Shekela Best

Logo

Teacher ➡️ Data analyst

Taking complexity and transform it into beautiful simplicity

View My LinkedIn Profile

View My GitHub Profile

What’s Age Gotta Do with It? In HR Data, it’s More Than We Know..

The old saying, “age is nothing but a number,” can hold a different meaning in the workplace. As an intern in IBM’s Data Analyst team, I found myself questioning the significance of age within our professional realm. Recent waves of employees departing from our organization have brought age into the spotlight, making me wonder: Could it be more than just a number when it comes to attrition? Using the statistical power of R, I aim to determine whether age has a significant statistical impact on attrition within our organization.

The Dataset

The dataset at hand, crafted by IBM’s data experts, provides valuable insights. It consists of 1470 rows, each representing an employee, and boasts 35 columns filled with information.

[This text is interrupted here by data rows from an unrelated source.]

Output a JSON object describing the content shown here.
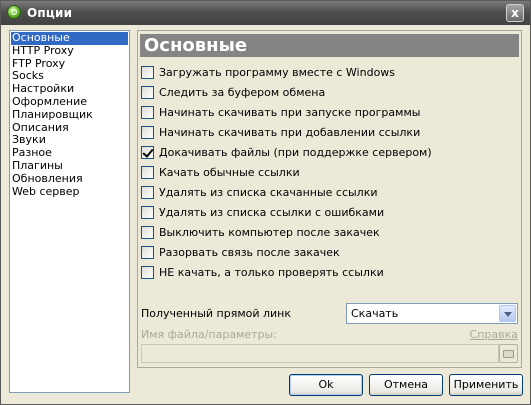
{
  "window": {
    "title": "Опции",
    "close_glyph": "x"
  },
  "sidebar": {
    "items": [
      {
        "label": "Основные",
        "selected": true
      },
      {
        "label": "HTTP Proxy"
      },
      {
        "label": "FTP Proxy"
      },
      {
        "label": "Socks"
      },
      {
        "label": "Настройки"
      },
      {
        "label": "Оформление"
      },
      {
        "label": "Планировщик"
      },
      {
        "label": "Описания"
      },
      {
        "label": "Звуки"
      },
      {
        "label": "Разное"
      },
      {
        "label": "Плагины"
      },
      {
        "label": "Обновления"
      },
      {
        "label": "Web сервер"
      }
    ]
  },
  "main": {
    "header": "Основные",
    "options": [
      {
        "label": "Загружать программу вместе с Windows",
        "checked": false
      },
      {
        "label": "Следить за буфером обмена",
        "checked": false
      },
      {
        "label": "Начинать скачивать при запуске программы",
        "checked": false
      },
      {
        "label": "Начинать скачивать при добавлении ссылки",
        "checked": false
      },
      {
        "label": "Докачивать файлы (при поддержке сервером)",
        "checked": true
      },
      {
        "label": "Качать обычные ссылки",
        "checked": false
      },
      {
        "label": "Удалять из списка скачанные ссылки",
        "checked": false
      },
      {
        "label": "Удалять из списка ссылки с ошибками",
        "checked": false
      },
      {
        "label": "Выключить компьютер после закачек",
        "checked": false
      },
      {
        "label": "Разорвать связь после закачек",
        "checked": false
      },
      {
        "label": "НЕ качать, а только проверять ссылки",
        "checked": false
      }
    ],
    "direct_link": {
      "label": "Полученный прямой линк",
      "selected_value": "Скачать"
    },
    "params": {
      "label": "Имя файла/параметры:",
      "help_link": "Справка",
      "value": ""
    }
  },
  "buttons": {
    "ok": "Ok",
    "cancel": "Отмена",
    "apply": "Применить"
  },
  "colors": {
    "selection": "#316ac5",
    "header_bg": "#848484",
    "window_bg": "#ece9d8"
  }
}
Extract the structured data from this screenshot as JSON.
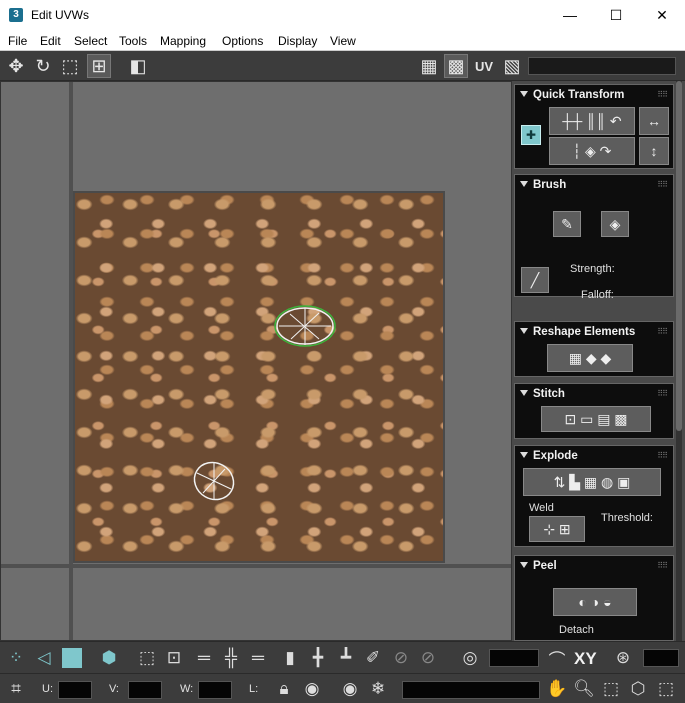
{
  "window": {
    "title": "Edit UVWs",
    "app_icon_text": "3",
    "minimize": "—",
    "maximize": "☐",
    "close": "✕"
  },
  "menubar": {
    "items": [
      "File",
      "Edit",
      "Select",
      "Tools",
      "Mapping",
      "Options",
      "Display",
      "View"
    ]
  },
  "toolbar": {
    "uv_label": "UV"
  },
  "panel": {
    "quick_transform": {
      "title": "Quick Transform"
    },
    "brush": {
      "title": "Brush",
      "strength_label": "Strength:",
      "falloff_label": "Falloff:"
    },
    "reshape": {
      "title": "Reshape Elements"
    },
    "stitch": {
      "title": "Stitch"
    },
    "explode": {
      "title": "Explode",
      "weld_label": "Weld",
      "threshold_label": "Threshold:"
    },
    "peel": {
      "title": "Peel",
      "detach_label": "Detach"
    }
  },
  "bottombar": {
    "xy_label": "XY",
    "u_label": "U:",
    "v_label": "V:",
    "w_label": "W:",
    "l_label": "L:"
  },
  "colors": {
    "accent_teal": "#7fc7cc",
    "ui_dark": "#3c3c3c",
    "viewport_bg": "#6e6e6e"
  }
}
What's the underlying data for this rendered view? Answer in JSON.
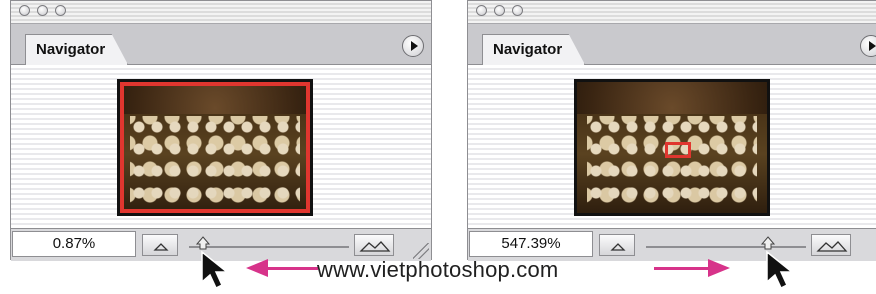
{
  "panels": [
    {
      "tab_label": "Navigator",
      "zoom_value": "0.87%"
    },
    {
      "tab_label": "Navigator",
      "zoom_value": "547.39%"
    }
  ],
  "caption": "www.vietphotoshop.com",
  "colors": {
    "arrow": "#d7338a",
    "view_box": "#e0362f"
  },
  "icons": {
    "menu": "circle-play-icon",
    "zoom_out": "small-mountain-icon",
    "zoom_in": "large-mountain-icon",
    "cursor": "mouse-pointer-icon"
  }
}
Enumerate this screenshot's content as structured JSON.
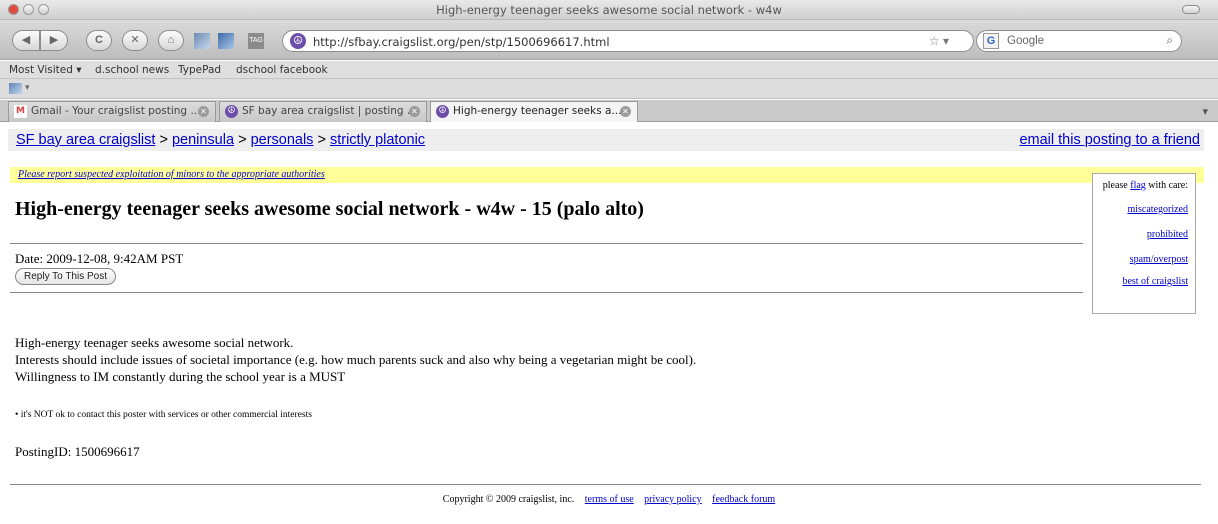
{
  "window": {
    "title": "High-energy teenager seeks awesome social network - w4w"
  },
  "toolbar": {
    "url": "http://sfbay.craigslist.org/pen/stp/1500696617.html",
    "search_placeholder": "Google"
  },
  "bookmarks": [
    "Most Visited ▾",
    "d.school news",
    "TypePad",
    "dschool facebook"
  ],
  "tabs": [
    {
      "label": "Gmail - Your craigslist posting ...",
      "active": false
    },
    {
      "label": "SF bay area craigslist | posting ...",
      "active": false
    },
    {
      "label": "High-energy teenager seeks a...",
      "active": true
    }
  ],
  "page": {
    "breadcrumb": {
      "site": "SF bay area craigslist",
      "sep": ">",
      "level1": "peninsula",
      "level2": "personals",
      "level3": "strictly platonic"
    },
    "email_link": "email this posting to a friend",
    "warning": "Please report suspected exploitation of minors to the appropriate authorities",
    "title": "High-energy teenager seeks awesome social network - w4w - 15 (palo alto)",
    "date": "Date: 2009-12-08, 9:42AM PST",
    "reply_button": "Reply To This Post",
    "body": [
      "High-energy teenager seeks awesome social network.",
      "Interests should include issues of societal importance (e.g. how much parents suck and also why being a vegetarian might be cool).",
      "Willingness to IM constantly during the school year is a MUST"
    ],
    "notice": "it's NOT ok to contact this poster with services or other commercial interests",
    "posting_id": "PostingID: 1500696617",
    "flag": {
      "prefix": "please",
      "flag_link": "flag",
      "suffix": "with care:",
      "items": [
        "miscategorized",
        "prohibited",
        "spam/overpost",
        "best of craigslist"
      ]
    },
    "footer": {
      "copyright": "Copyright © 2009 craigslist, inc.",
      "links": [
        "terms of use",
        "privacy policy",
        "feedback forum"
      ]
    }
  }
}
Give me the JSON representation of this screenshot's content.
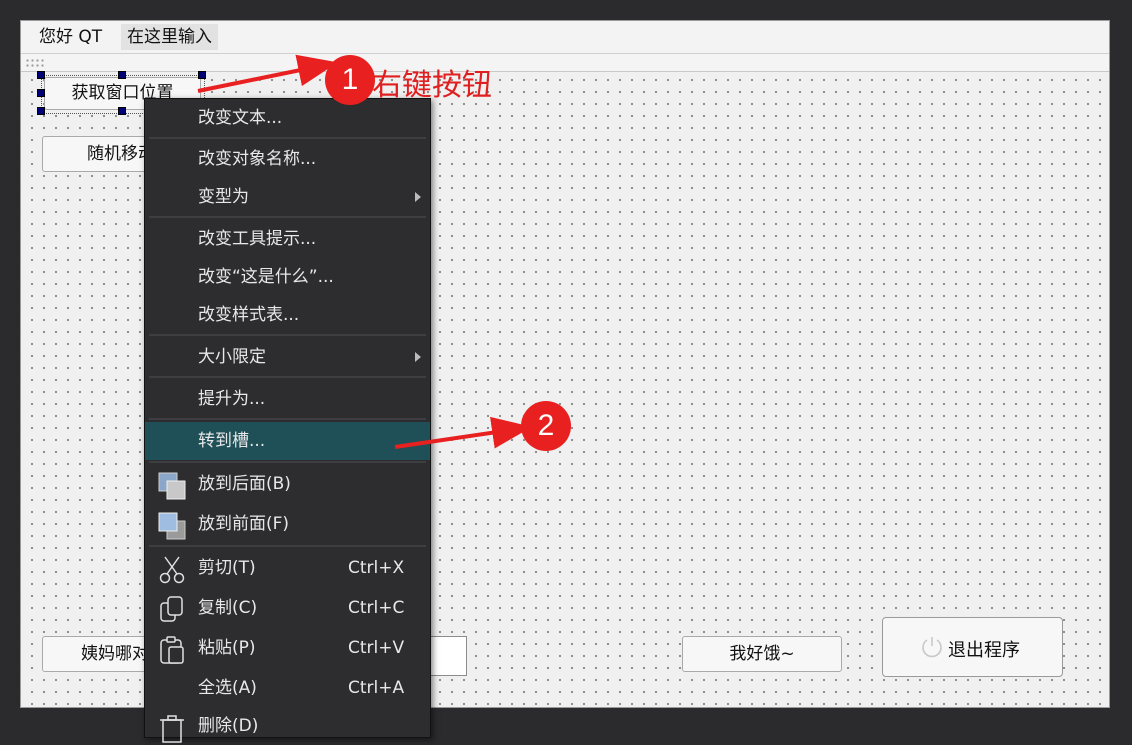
{
  "menubar": {
    "items": [
      "您好 QT",
      "在这里输入"
    ]
  },
  "form": {
    "get_pos_button": "获取窗口位置",
    "random_move_button": "随机移动",
    "aunt_button": "姨妈哪对",
    "hungry_button": "我好饿~",
    "exit_button": "退出程序"
  },
  "context_menu": {
    "change_text": "改变文本...",
    "change_object_name": "改变对象名称...",
    "morph_into": "变型为",
    "change_tooltip": "改变工具提示...",
    "change_whats_this": "改变“这是什么”...",
    "change_stylesheet": "改变样式表...",
    "size_constraints": "大小限定",
    "promote_to": "提升为...",
    "go_to_slot": "转到槽...",
    "send_to_back": "放到后面(B)",
    "bring_to_front": "放到前面(F)",
    "cut": "剪切(T)",
    "cut_shortcut": "Ctrl+X",
    "copy": "复制(C)",
    "copy_shortcut": "Ctrl+C",
    "paste": "粘贴(P)",
    "paste_shortcut": "Ctrl+V",
    "select_all": "全选(A)",
    "select_all_shortcut": "Ctrl+A",
    "delete": "删除(D)"
  },
  "annotations": {
    "step1": "1",
    "step1_text": "右键按钮",
    "step2": "2",
    "color": "#e82020"
  }
}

At the heart of our exploration is the “Attrition” column. It tells us whether an employee left or stayed. While we’re not entirely sure if “Attrition” includes voluntary departures, layoffs, or both, for our analysis, we’ll focus on voluntary exits.

Our Mission

With this data, my mission is clear: to uncover the connection between age and attrition within our organization. While we’ve heard that younger employees tend to leave more, we want to dig deeper. We’re looking for the details that can shape our HR strategy, ensuring we keep our team engaged and strong.

Key Insights:

  1. Age and Experience: Employee age strongly correlates (0.68) with total working years, indicating longer service as employees age.
  2. Income Connection: Age correlates positively with monthly income, suggesting higher incomes for older employees.
  3. Attrition Impact:Age significantly impacts attrition; younger employees tend to leave, while older ones stay. Both t-test and Chi-Square tests confirm this trend.
  4. Age Profile: Our workforce is predominantly young, with an average age of 37and a positive skew toward younger ages.
  5. Predictive Power: Age alone explains 25% of income variance. Combining age and total working years raises the R-squared to 0.5988, highlighting their role in income prediction.
  6. Attrition Patterns: Attrition varies among age groups. Notably, only the 26-35 and 56-60 groups retain a significant portion of employees. Surprisingly, the 36-45 to 45-55 groups, with seasoned employees, show unexpected attrition trends.

Age Distribution

Our initial exploration of employee age distribution reveals a fascinating pattern.

image image

The histogram of age data shows a positive skew, indicating that a significant portion of our workforce consists of younger individuals. The majority of our employees, with a peak frequency occurring at the lower ages, suggest that our organization has a predominantly younger workforce, with an average age of approxiately 37.

Correlations

Digging deeper, we explored correlations between various factors.

image

Notably, we discovered a strong correlation between age and total working years, suggesting that as employees grow older, their total years of service tend to increase. Furthermore, age and total monthly income also exhibit a positive correlation, albeit with some exceptions. This implies that, in general, older employees tend to have higher monthly incomes.

Age and Attrition

The crux of our investigation centers around the relationship between age and attrition. Initial observations from box plots hint at a difference in attrition rates between age groups.

image image image

To rigorously test this, we conducted a t-test, and the results were striking. The extremely low p-value (e.g., 1.38e-08) provided robust statistical evidence against the null hypothesis. We confidently reject the null hypothesis and accept the alternative hypothesis that age and attrition are indeed interconnected.

Chi-Square Test

To strengthen the credibility of our findings, we took a closer look by categorizing employees into distinct age groups and subjecting them to a rigorous Chi-Square test.

image image

The results were nothing short of astonishing, revealing an incredibly low p-value, approximately 4.341e-11. This outcome underscores a substantial and non-random connection between age groups and attrition within our organization. In practical terms, it indicates that attrition rates exhibit significant variations across different age groups in our dataset, firmly establishing age as a pivotal factor when deciphering the intricacies of attrition patterns.

Visualization Context:

To provide additional clarity, let’s delve into the visualization:

image image

These color cues offer a straightforward way to understand the attrition status within each age group. But what does it mean when you see approximately 20% for both the blue and red bars within each age group? It signifies a vital insight:

What’s truly interesting is that only two age groups, the 26-35 and 56-60 brackets, appear in red. One could speculate on possible reasons for this intriguing pattern.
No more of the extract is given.